Obermeyer described his treatment by the SS at Dachau on September 16, 1935, the day he found out his mother had died:

"Lang [the SS guard] ordered "Cell 10", his special "specialist", to run next to me, push me forward and kick me, which "10" did as best he could, he also punched me in the kidneys until he had kicked me down. Then I had to go to Lang's room, he took a stick out of the cupboard and threatened me with 25 lashes next time. Then I had to go, hot and with my pulse racing, under the ice-cold shower, dressed until I was dripping wet from my shirt to my shoes. Then went back into the yard - it was quite cool - and marched on. I was then chained by Lang in the presence of Kantschuster [Lang's SS superior], in dripping wet clothes, with my hands, head down, to the floor ring in cell 10. Sitting down with threats is forbidden. My body formed a semicircle! I was freezing miserably and the mistreatment had made me extremely sick. Totally exhausted. At 11 o'clock Kantschuster and Lang came, waving a dispatch. Lang shouted: "One more Jew less, your mother is dead." Only after repeated requests was I unchained, I was not given dry clothes and had to wrap myself naked in a blanket . So perhaps my life was saved by my mother; I could have stayed like that [chained] overnight.

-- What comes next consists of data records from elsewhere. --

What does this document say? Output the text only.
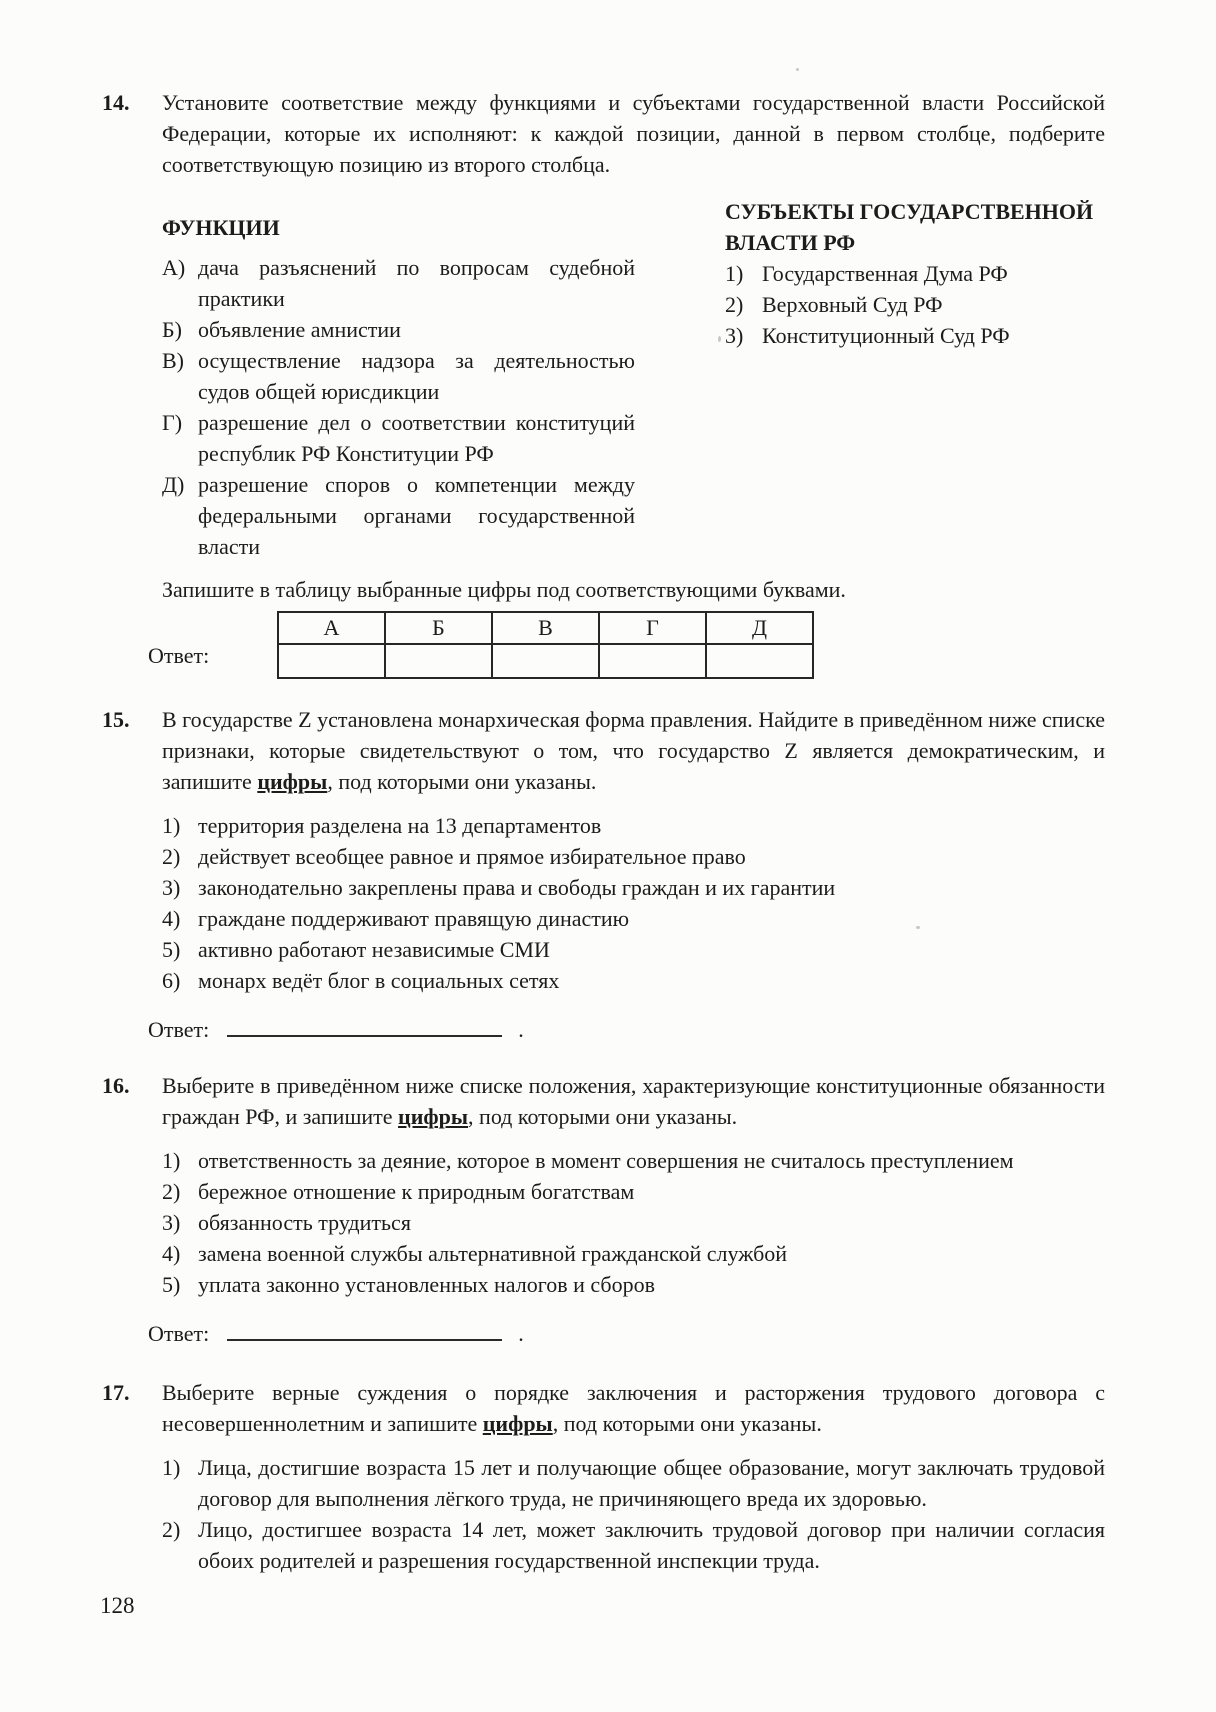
14.	Установите соответствие между функциями и субъектами государственной власти Российской Федерации, которые их исполняют: к каждой позиции, данной в первом столбце, подберите соответствующую позицию из второго столбца.

ФУНКЦИИ

А) дача разъяснений по вопросам судебной практики
Б) объявление амнистии
В) осуществление надзора за деятельностью судов общей юрисдикции
Г) разрешение дел о соответствии конституций республик РФ Конституции РФ
Д) разрешение споров о компетенции между федеральными органами государственной власти

СУБЪЕКТЫ ГОСУДАРСТВЕННОЙ ВЛАСТИ РФ

1) Государственная Дума РФ
2) Верховный Суд РФ
3) Конституционный Суд РФ

Запишите в таблицу выбранные цифры под соответствующими буквами.

Ответ:
А	Б	В	Г	Д

15.	В государстве Z установлена монархическая форма правления. Найдите в приведённом ниже списке признаки, которые свидетельствуют о том, что государство Z является демократическим, и запишите цифры, под которыми они указаны.

1) территория разделена на 13 департаментов
2) действует всеобщее равное и прямое избирательное право
3) законодательно закреплены права и свободы граждан и их гарантии
4) граждане поддерживают правящую династию
5) активно работают независимые СМИ
6) монарх ведёт блог в социальных сетях
Ответ:	.
16.	Выберите в приведённом ниже списке положения, характеризующие конституционные обязанности граждан РФ, и запишите цифры, под которыми они указаны.

1) ответственность за деяние, которое в момент совершения не считалось преступлением
2) бережное отношение к природным богатствам
3) обязанность трудиться
4) замена военной службы альтернативной гражданской службой
5) уплата законно установленных налогов и сборов
Ответ:	.
17.	Выберите верные суждения о порядке заключения и расторжения трудового договора с несовершеннолетним и запишите цифры, под которыми они указаны.

1) Лица, достигшие возраста 15 лет и получающие общее образование, могут заключать трудовой договор для выполнения лёгкого труда, не причиняющего вреда их здоровью.
2) Лицо, достигшее возраста 14 лет, может заключить трудовой договор при наличии согласия обоих родителей и разрешения государственной инспекции труда.
128
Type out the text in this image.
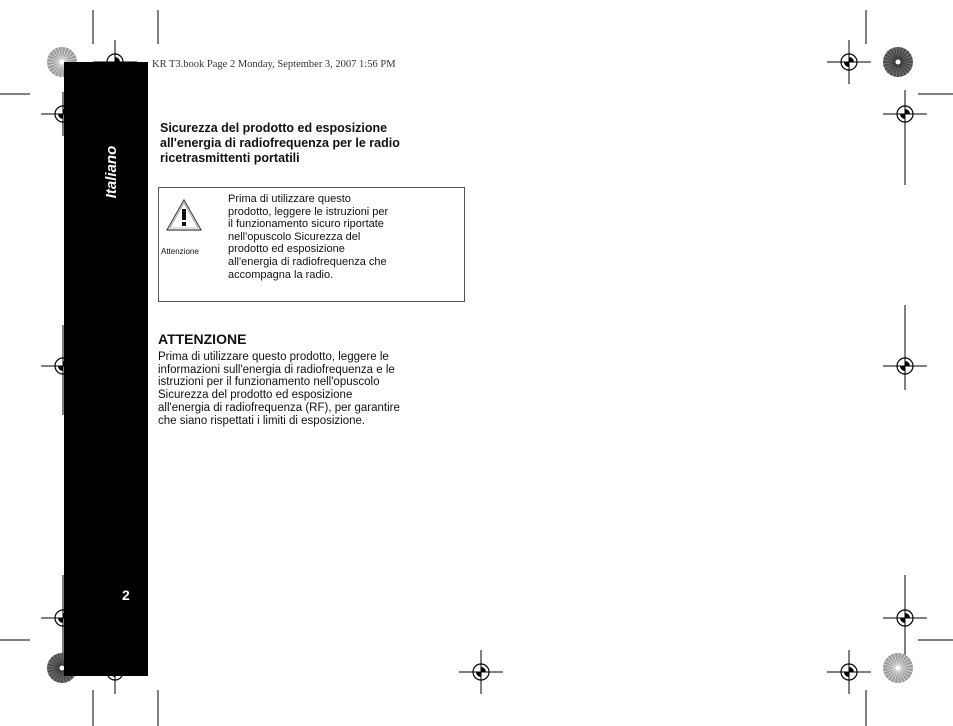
Italiano
2
KR T3.book Page 2 Monday, September 3, 2007 1:56 PM
Sicurezza del prodotto ed esposizione
all'energia di radiofrequenza per le radio
ricetrasmittenti portatili
Attenzione
Prima di utilizzare questo
prodotto, leggere le istruzioni per
il funzionamento sicuro riportate
nell'opuscolo Sicurezza del
prodotto ed esposizione
all'energia di radiofrequenza che
accompagna la radio.
ATTENZIONE
Prima di utilizzare questo prodotto, leggere le
informazioni sull'energia di radiofrequenza e le
istruzioni per il funzionamento nell'opuscolo
Sicurezza del prodotto ed esposizione
all'energia di radiofrequenza (RF), per garantire
che siano rispettati i limiti di esposizione.
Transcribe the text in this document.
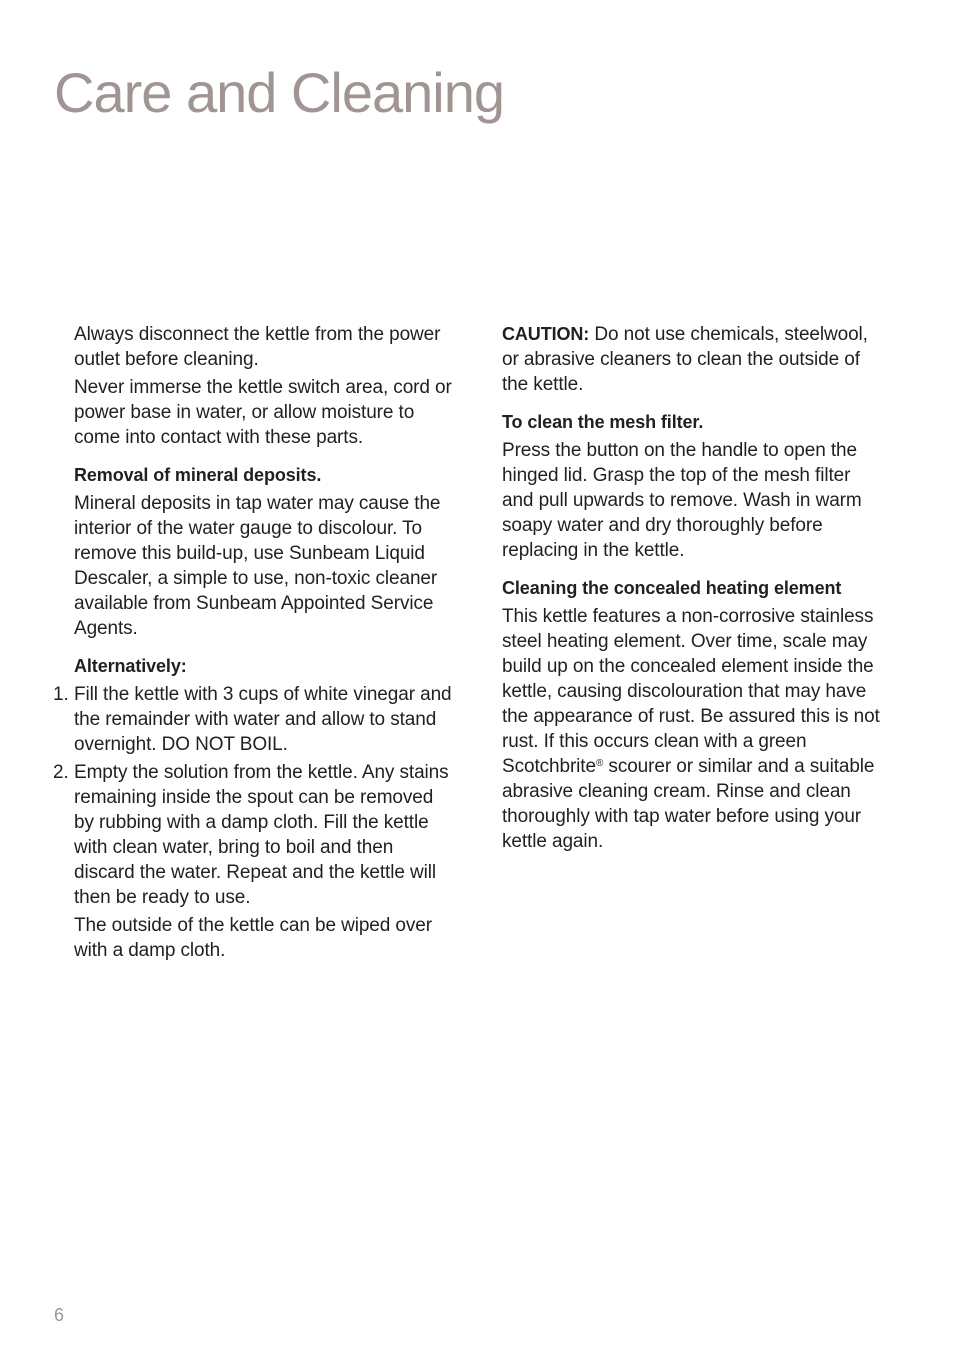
Care and Cleaning

Always disconnect the kettle from the power outlet before cleaning.

Never immerse the kettle switch area, cord or power base in water, or allow moisture to come into contact with these parts.

Removal of mineral deposits.

Mineral deposits in tap water may cause the interior of the water gauge to discolour. To remove this build-up, use Sunbeam Liquid Descaler, a simple to use, non-toxic cleaner available from Sunbeam Appointed Service Agents.

Alternatively:

1. Fill the kettle with 3 cups of white vinegar and the remainder with water and allow to stand overnight. DO NOT BOIL.
2. Empty the solution from the kettle. Any stains remaining inside the spout can be removed by rubbing with a damp cloth. Fill the kettle with clean water, bring to boil and then discard the water. Repeat and the kettle will then be ready to use.

The outside of the kettle can be wiped over with a damp cloth.

CAUTION: Do not use chemicals, steelwool, or abrasive cleaners to clean the outside of the kettle.

To clean the mesh filter.

Press the button on the handle to open the hinged lid. Grasp the top of the mesh filter and pull upwards to remove. Wash in warm soapy water and dry thoroughly before replacing in the kettle.

Cleaning the concealed heating element

This kettle features a non-corrosive stainless steel heating element. Over time, scale may build up on the concealed element inside the kettle, causing discolouration that may have the appearance of rust. Be assured this is not rust. If this occurs clean with a green Scotchbrite® scourer or similar and a suitable abrasive cleaning cream. Rinse and clean thoroughly with tap water before using your kettle again.

6
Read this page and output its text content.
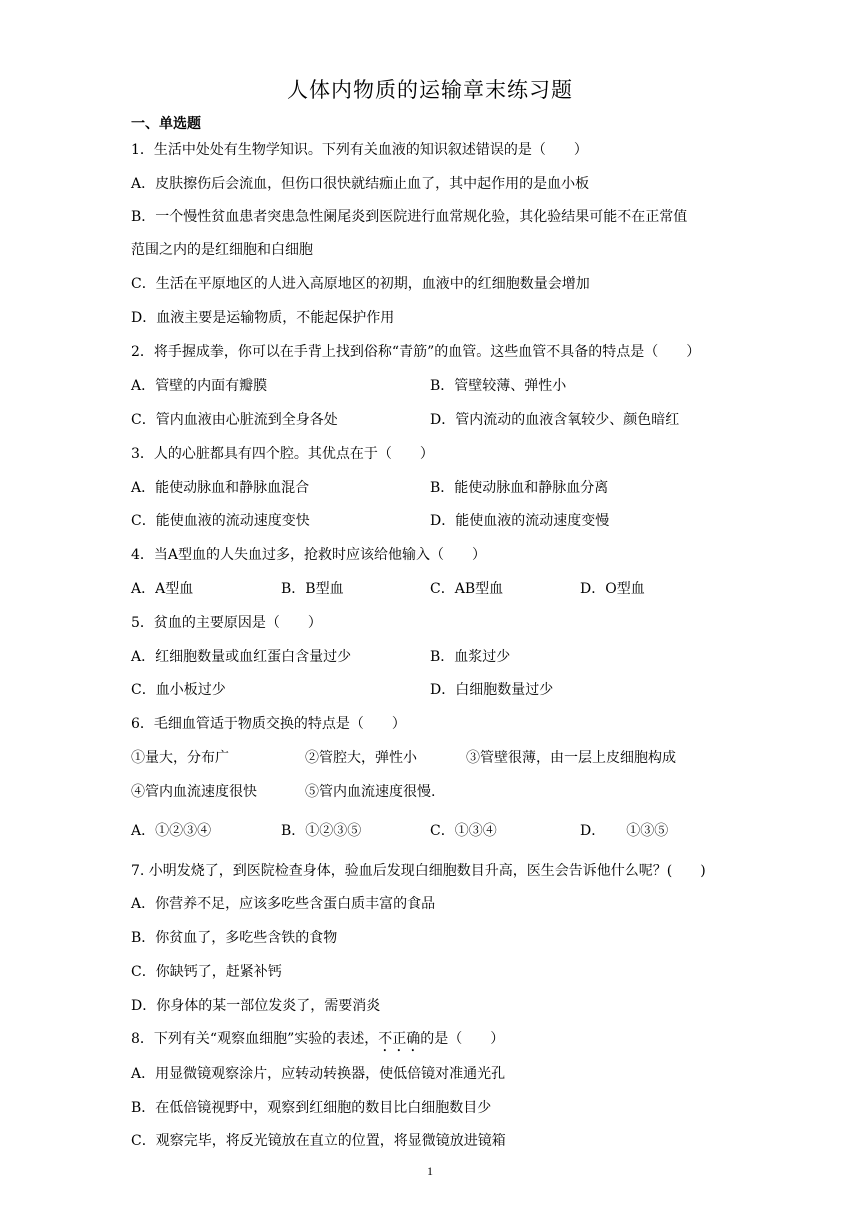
人体内物质的运输章末练习题
一、单选题
1．生活中处处有生物学知识。下列有关血液的知识叙述错误的是（　　）
A．皮肤擦伤后会流血，但伤口很快就结痂止血了，其中起作用的是血小板
B．一个慢性贫血患者突患急性阑尾炎到医院进行血常规化验，其化验结果可能不在正常值
范围之内的是红细胞和白细胞
C．生活在平原地区的人进入高原地区的初期，血液中的红细胞数量会增加
D．血液主要是运输物质，不能起保护作用
2．将手握成拳，你可以在手背上找到俗称“青筋”的血管。这些血管不具备的特点是（　　）
A．管壁的内面有瓣膜	B．管壁较薄、弹性小
C．管内血液由心脏流到全身各处	D．管内流动的血液含氧较少、颜色暗红
3．人的心脏都具有四个腔。其优点在于（　　）
A．能使动脉血和静脉血混合	B．能使动脉血和静脉血分离
C．能使血液的流动速度变快	D．能使血液的流动速度变慢
4．当A型血的人失血过多，抢救时应该给他输入（　　）
A．A型血	B．B型血	C．AB型血	D．O型血
5．贫血的主要原因是（　　）
A．红细胞数量或血红蛋白含量过少	B．血浆过少
C．血小板过少	D．白细胞数量过少
6．毛细血管适于物质交换的特点是（　　）
①量大，分布广	②管腔大，弹性小	③管壁很薄，由一层上皮细胞构成
④管内血流速度很快	⑤管内血流速度很慢.
A．①②③④	B．①②③⑤	C．①③④	D．　　①③⑤
7. 小明发烧了，到医院检查身体，验血后发现白细胞数目升高，医生会告诉他什么呢？(　　)
A．你营养不足，应该多吃些含蛋白质丰富的食品
B．你贫血了，多吃些含铁的食物
C．你缺钙了，赶紧补钙
D．你身体的某一部位发炎了，需要消炎
8．下列有关“观察血细胞”实验的表述，不正确的是（　　）
A．用显微镜观察涂片，应转动转换器，使低倍镜对准通光孔
B．在低倍镜视野中，观察到红细胞的数目比白细胞数目少
C．观察完毕，将反光镜放在直立的位置，将显微镜放进镜箱
1
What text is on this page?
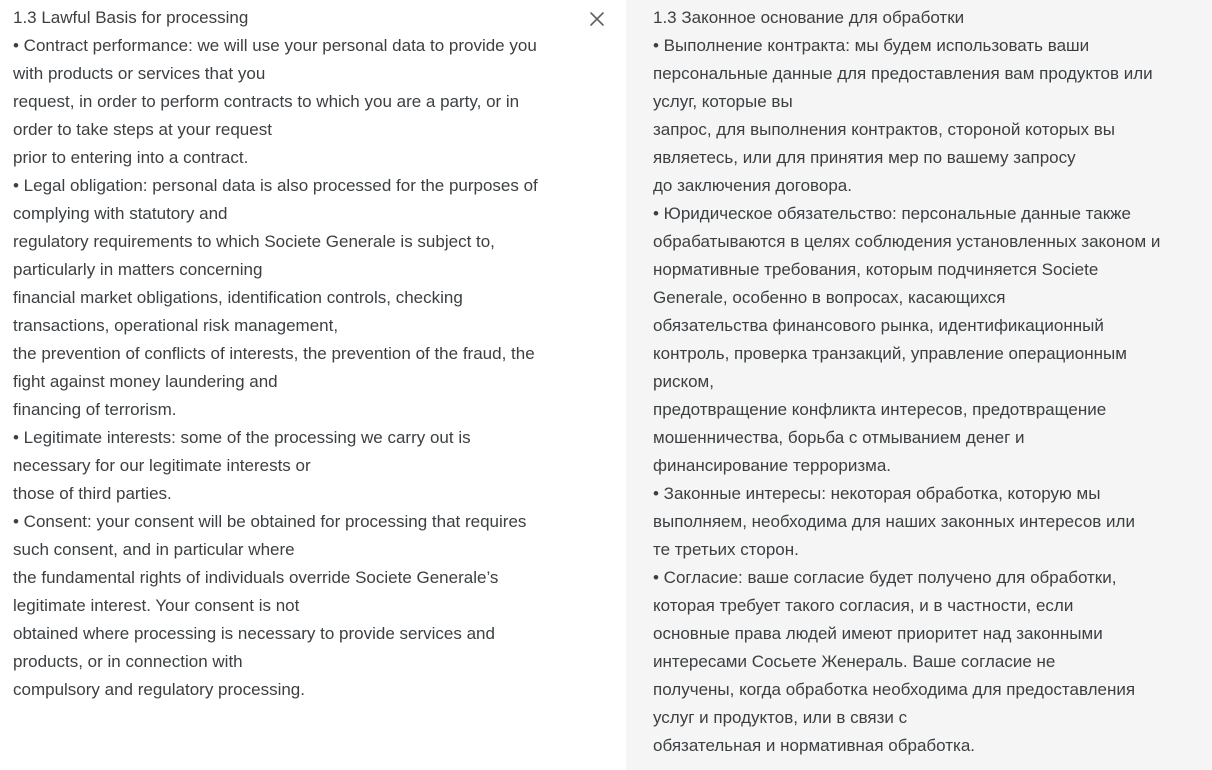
1.3 Lawful Basis for processing • Contract performance: we will use your personal data to provide you with products or services that you request, in order to perform contracts to which you are a party, or in order to take steps at your request prior to entering into a contract. • Legal obligation: personal data is also processed for the purposes of complying with statutory and regulatory requirements to which Societe Generale is subject to, particularly in matters concerning financial market obligations, identification controls, checking transactions, operational risk management, the prevention of conflicts of interests, the prevention of the fraud, the fight against money laundering and financing of terrorism. • Legitimate interests: some of the processing we carry out is necessary for our legitimate interests or those of third parties. • Consent: your consent will be obtained for processing that requires such consent, and in particular where the fundamental rights of individuals override Societe Generale’s legitimate interest. Your consent is not obtained where processing is necessary to provide services and products, or in connection with compulsory and regulatory processing.
1.3 Законное основание для обработки
• Выполнение контракта: мы будем использовать ваши
персональные данные для предоставления вам продуктов или
услуг, которые вы
запрос, для выполнения контрактов, стороной которых вы
являетесь, или для принятия мер по вашему запросу
до заключения договора.
• Юридическое обязательство: персональные данные также
обрабатываются в целях соблюдения установленных законом и
нормативные требования, которым подчиняется Societe
Generale, особенно в вопросах, касающихся
обязательства финансового рынка, идентификационный
контроль, проверка транзакций, управление операционным
риском,
предотвращение конфликта интересов, предотвращение
мошенничества, борьба с отмыванием денег и
финансирование терроризма.
• Законные интересы: некоторая обработка, которую мы
выполняем, необходима для наших законных интересов или
те третьих сторон.
• Согласие: ваше согласие будет получено для обработки,
которая требует такого согласия, и в частности, если
основные права людей имеют приоритет над законными
интересами Сосьете Женераль. Ваше согласие не
получены, когда обработка необходима для предоставления
услуг и продуктов, или в связи с
обязательная и нормативная обработка.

Writing materials refused despite death.”

Families of other Jewish victims have provided heartbreaking photographs of dead relatives prior to their confinement.  They remind visitors how political regimes can completely change the lives of individuals.


Faith--or perhaps denial--sustained a Polish chaplain, one of Dachau's many religious prisoners, who designed this incongruous advertising poster for an herb garden.  It looks as if could have been used as Nazi propaganda.


The lurid cover of this survivor memoir better captures the reality.


Other survivors created physical memorials, like the iron swastika at the top of the page, and this marble triangle.  According to Google, the heading translates "KNOWN TO DEATH,
KEPT QUIET."


At the far end of the camp, visitors can grieve and reflect at Jewish, Catholic and Protestant memorials.   




The crematoria are nearby.  Prior to the war, prisoner death rates were low enough that only two ovens were needed to burn remains.  Several more were added, along with a gas chamber that was used only for instructional purposes.


The area where the Nazis disposed of prisoners' ashes is now sacred ground.